I'm vaguely aware that there's smoke and fire coming out of it, if only for the people running around like there was a fire or something. Charlie tries to pick me up, but I'm intensely concentrated on the pebbles of the gravel road the food cart is set up on.

There's a massive, booming sound. I see people running. I'm trying to peice together the events, and have a strange mix of extasy and being ashamed that I'm not coherent enough to understand. Is this real? I see... a giant baby. is that a giant baby? I can hear nothing. This must be real. A wave of panic sets in, but i still cant convince my body to move.

I fade..............

I'm a child. riding my bike. my parents are proud that I can finally do it... I'm at my 12th birthday. My first experience with liquor... My parents spend all night cleaning up my vomit.... I'm 16, my first time getting arrested. My parents are "at their last straw." I'm 19, getting kicked out of my house. My vision closes on my last memory... Laying on gravel, surrounded by smoke and flames, coked out of my mind and not caring at all that i'm......

Thursday, March 10, 2011

5: I'm WINNING!

A few weeks go by, I'm trying to grasp the concept of sobriety. I could run to canada.
no money.
fuck it.

I've never been able to carry through with an idea. Outside my window, there is a carnival. Theres no money in the house, no drugs either. I cant stand the pressure of the thick, stagnant air around me. Tainted by the smell of last weeks trash, which i woke up too late to take out last thursday. and hastily covered by the stale bitterness of cheap cigarettes. I walk downstairs, trying to escape my mind in the carnival, so skewed from reality. What a fucking place to have a carnival. the worlds most uncheery place... Maybe the carnies would fit in... along with everyone else who doubts they can.

I find my way into the carnival, and can't stand the loudness. all around me is a wall of sound. children, (where the fuck did children come from? i've always hated children) carnies, (small hands, smell like cabbage) creaking machines, and heavy laughter. not the lighthearted, "i'm-a-kid-and-don't-have-bills-to-pay,-oh-look-a-shiny-object!"kind of laughing, the kind of laughing that you force out to hold back tears of despair and the crushing weight of life.

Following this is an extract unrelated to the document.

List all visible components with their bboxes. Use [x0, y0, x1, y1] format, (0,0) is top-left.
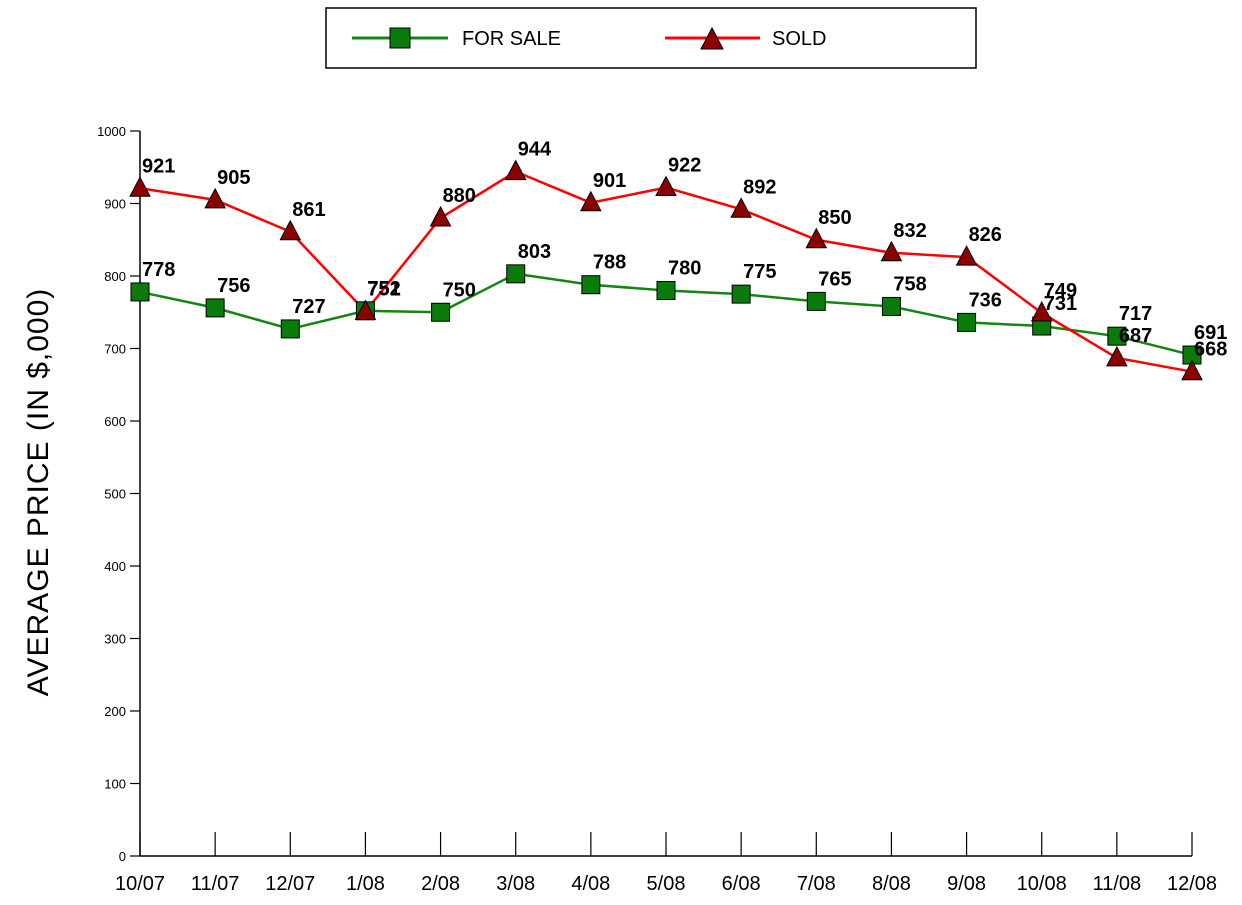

HOLY Shit my day just took a massive turn. Hopefulness creeps up the backs of my legs as i pass THE charlie sheen. I put on my best fangirl smile and run up to him, hoping he's coked out to the point of sharing with a kind young lady...

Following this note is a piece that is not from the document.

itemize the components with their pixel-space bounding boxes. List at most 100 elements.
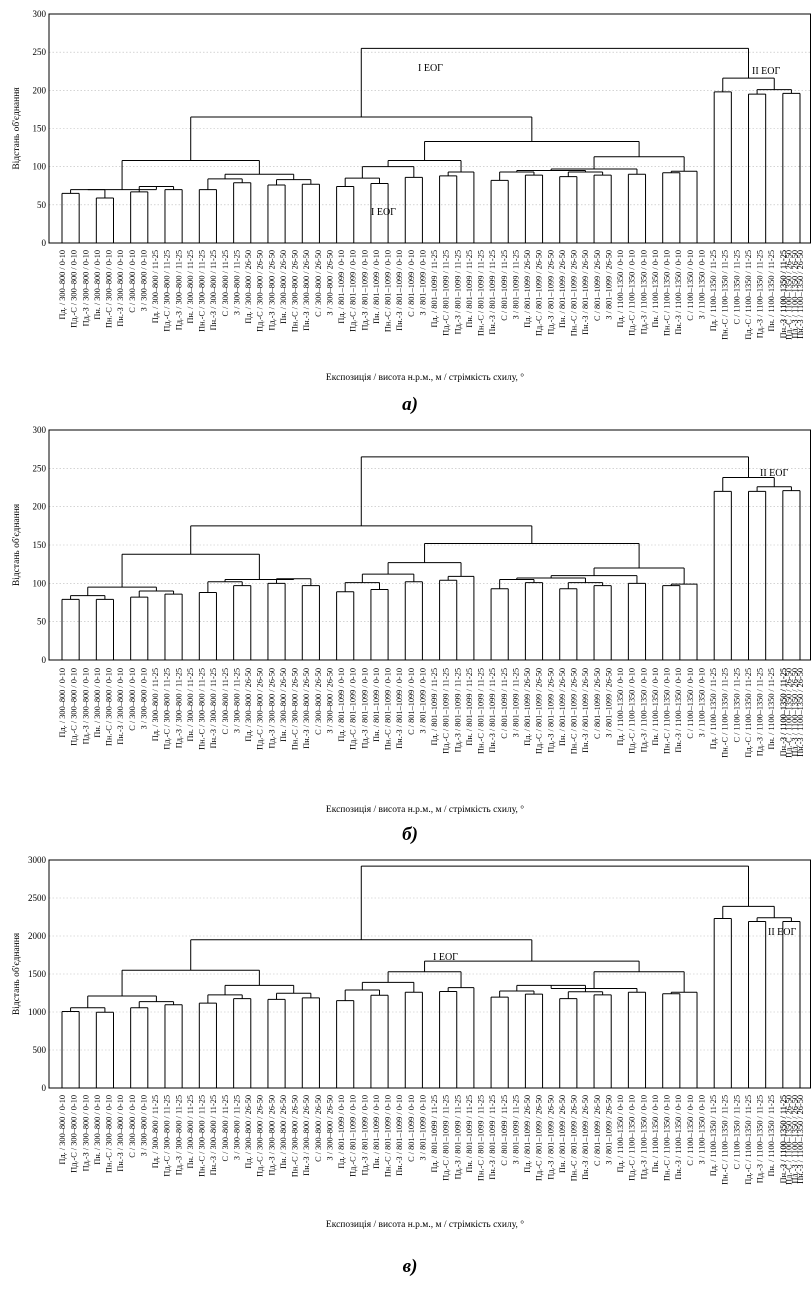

He's so nice in person. He invites me to come hang out at the food vendors, apparently there's bootleg booze and coke behind it. Sounds like a rape-and-kill situation, but hey, how many chances do you get!

When we get there, i'm shocked. Pastor Dan, couple lines of coke.. wha-wha-whaaat???

Friday, January 14, 2011

4: Nothing is Forever

23 hours in this hell hole… I get out of the police station, and fall flat on my ass. damned ice. I've always hated the weather.

"I told you you'd end up in some shit. I'd have to save your ass and now your putting the entire family through all this crazyness-"
"Mom…" I begin, but am cut off quickly.
"Don't fucking 'mom' me. get your ass off the ground. The usual way. and literally."

My mother bailed me out of jail. That'd be nice but she wants to be paid back with interest. and knowing her there's at least three other alterior motives. Shit. Running out of money at home. I can't handle this stress. I bid my "mother dearest" farewell and ride the train back to watershed heights.

I still have 50$ on me from when i got arrested. I walk to the pharmacy. I pass some yuppie, Jaques Cartes, and his eyes cut me like daggers. disapproving of me, his sense of entitlement raging. As I walk, I contemplate my position. I don't really care about jail, or fines, or lawyers, or anything... When I really think about it, I'm afraid of being on probation. Being trapped inside the law, with no escape. A raven tied to a brick labeled "reality." And clipped wings. I make my purchase. And steel myself against the truth. That this isn't forever.